After Chris Christie’s latest Hurricane Sandy-related misstep, don’t expect GOP bigwigs to be lining up behind any potential presidential bid in 2016.
First, there was Christie’s grinning, bear-hugging performance benefiting President Barack Obama at Mitt Romney’s expense. Though politics should cease when disaster strikes, it was particularly irksome to many on the Right that the Republican Christie seemed to go out of his way to call the Democrat Obama “outstanding,” “wonderful,” and “deserv[ing] great credit.” Occurring as it did in the final weeks of the presidential campaign, not a few politicos think Christie was not-so-subtly trying to shore-up his standing in a Blue State by hurting the GOP brand.
Now, Christie is back at it with his temper tantrum over the pork-laden Sandy relief bill that failed to pass the House before the 112th Congress ended.

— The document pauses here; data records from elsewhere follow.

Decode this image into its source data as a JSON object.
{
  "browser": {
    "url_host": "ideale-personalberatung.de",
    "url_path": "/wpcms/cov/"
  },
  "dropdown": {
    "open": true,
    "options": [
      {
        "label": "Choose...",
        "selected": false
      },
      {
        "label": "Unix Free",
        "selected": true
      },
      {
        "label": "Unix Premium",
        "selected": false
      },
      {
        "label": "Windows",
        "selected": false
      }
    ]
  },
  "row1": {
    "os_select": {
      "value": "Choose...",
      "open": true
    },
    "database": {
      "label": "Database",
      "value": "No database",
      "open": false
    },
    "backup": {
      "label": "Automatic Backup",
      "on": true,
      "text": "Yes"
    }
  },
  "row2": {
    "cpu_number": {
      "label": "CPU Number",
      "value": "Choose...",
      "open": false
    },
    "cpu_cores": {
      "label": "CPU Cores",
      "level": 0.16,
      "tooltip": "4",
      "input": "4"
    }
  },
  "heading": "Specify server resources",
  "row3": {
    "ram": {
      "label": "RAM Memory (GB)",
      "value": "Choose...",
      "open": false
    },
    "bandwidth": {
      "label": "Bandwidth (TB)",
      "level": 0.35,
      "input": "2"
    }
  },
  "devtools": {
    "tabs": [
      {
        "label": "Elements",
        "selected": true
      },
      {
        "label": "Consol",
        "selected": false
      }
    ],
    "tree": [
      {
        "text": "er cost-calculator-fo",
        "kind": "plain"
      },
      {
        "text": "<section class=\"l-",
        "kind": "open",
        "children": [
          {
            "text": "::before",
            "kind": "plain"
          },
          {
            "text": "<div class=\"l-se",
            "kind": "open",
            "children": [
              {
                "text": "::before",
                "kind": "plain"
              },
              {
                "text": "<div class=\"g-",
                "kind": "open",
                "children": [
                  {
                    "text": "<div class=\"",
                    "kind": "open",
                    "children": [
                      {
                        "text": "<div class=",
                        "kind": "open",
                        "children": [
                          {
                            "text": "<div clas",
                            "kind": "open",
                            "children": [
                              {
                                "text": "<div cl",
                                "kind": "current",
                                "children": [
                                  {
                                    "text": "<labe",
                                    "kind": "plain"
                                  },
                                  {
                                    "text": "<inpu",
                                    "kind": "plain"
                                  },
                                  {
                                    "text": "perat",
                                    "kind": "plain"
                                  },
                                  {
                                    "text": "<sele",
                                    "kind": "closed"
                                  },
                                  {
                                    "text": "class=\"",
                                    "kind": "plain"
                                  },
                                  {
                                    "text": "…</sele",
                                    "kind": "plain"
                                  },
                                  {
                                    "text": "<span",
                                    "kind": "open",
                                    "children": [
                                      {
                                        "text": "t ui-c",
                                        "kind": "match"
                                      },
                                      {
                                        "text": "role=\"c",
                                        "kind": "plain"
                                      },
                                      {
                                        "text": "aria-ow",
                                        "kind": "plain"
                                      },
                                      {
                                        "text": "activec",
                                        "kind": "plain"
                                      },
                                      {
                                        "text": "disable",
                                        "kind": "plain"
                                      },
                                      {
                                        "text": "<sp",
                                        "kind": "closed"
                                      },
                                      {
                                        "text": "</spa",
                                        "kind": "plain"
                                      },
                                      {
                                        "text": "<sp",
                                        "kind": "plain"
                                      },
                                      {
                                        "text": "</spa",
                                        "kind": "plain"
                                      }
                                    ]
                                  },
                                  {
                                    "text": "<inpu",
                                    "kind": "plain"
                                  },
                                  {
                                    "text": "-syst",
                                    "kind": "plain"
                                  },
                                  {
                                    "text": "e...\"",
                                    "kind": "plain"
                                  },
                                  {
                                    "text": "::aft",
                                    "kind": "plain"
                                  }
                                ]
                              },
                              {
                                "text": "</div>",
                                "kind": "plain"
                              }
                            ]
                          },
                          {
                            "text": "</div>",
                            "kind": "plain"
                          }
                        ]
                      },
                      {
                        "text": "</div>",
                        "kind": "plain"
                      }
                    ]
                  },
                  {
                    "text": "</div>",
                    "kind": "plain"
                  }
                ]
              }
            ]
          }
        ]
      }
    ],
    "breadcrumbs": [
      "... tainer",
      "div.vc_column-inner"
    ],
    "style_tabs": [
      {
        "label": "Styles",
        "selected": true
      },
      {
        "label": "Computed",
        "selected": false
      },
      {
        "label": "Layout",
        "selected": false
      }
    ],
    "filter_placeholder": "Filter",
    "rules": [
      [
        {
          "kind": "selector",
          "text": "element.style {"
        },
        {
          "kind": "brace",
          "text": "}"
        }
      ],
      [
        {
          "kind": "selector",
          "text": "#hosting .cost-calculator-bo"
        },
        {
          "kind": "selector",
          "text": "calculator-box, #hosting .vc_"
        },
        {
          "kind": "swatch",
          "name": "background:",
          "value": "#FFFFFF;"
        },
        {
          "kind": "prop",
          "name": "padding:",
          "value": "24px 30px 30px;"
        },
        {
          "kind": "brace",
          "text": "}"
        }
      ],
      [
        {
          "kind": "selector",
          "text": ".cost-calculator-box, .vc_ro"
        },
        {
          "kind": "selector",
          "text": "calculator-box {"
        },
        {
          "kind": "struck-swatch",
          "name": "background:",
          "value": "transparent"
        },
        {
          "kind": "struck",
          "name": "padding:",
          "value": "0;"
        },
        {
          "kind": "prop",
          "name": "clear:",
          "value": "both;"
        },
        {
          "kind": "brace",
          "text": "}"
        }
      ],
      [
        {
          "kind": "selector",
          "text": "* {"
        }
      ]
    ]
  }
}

Blasting House Speaker John Boehner and others for essentially lying to him, Christie accused House Republicans of “selfishness and duplicity,” “palace intrigue,” and “callous indifference to the people of our state.”
But as the Heritage Foundation, the Weekly Standard, and others have noted, House Republicans didn’t vote against disaster relief; they voted against awarding more than double the amount of requested relief to areas and projects that have nothing to do with Hurricane Sandy.
Thanks to Senate Democrats and liberals at the Obama White House the Sandy relief bill included such spending priorities as $28 billion for future disaster-mitigation projects, $100 million to Head Start, and $17 billion in Community Development Block Grants. All of this and more is on top of the $20 billion scheduled to go to people and places actually impacted by Hurricane Sandy.
These non-Sandy-related giveaways were designed to get Red State senators to support the pork, but House members couldn’t swallow the bill after being served a bitter fiscal cliff deal. To compensate the real victims of Hurricane Sandy, Boehner has promised to consider and pass a series of relief measures as early as tomorrow; without the wasteful, unrelated spending, of course.
As Christie gears up for what may be a tough reelection as New Jersey’s governor this year, polls show that his praise for Obama and tough talk on Hurricane Sandy have boosted his approval ratings in his Democrat-heavy state. If all his high-profile Republican-bashing gets him reelected, it’s likely worth it for conservatives because of the fiscal reforms Christie is stewarding in the Garden State. But if Christie decides to take his show on the presidential circuit, don’t be surprised if he finds a chilly reception among those for whom a discerning eye on government spending is a virtue, not a vice.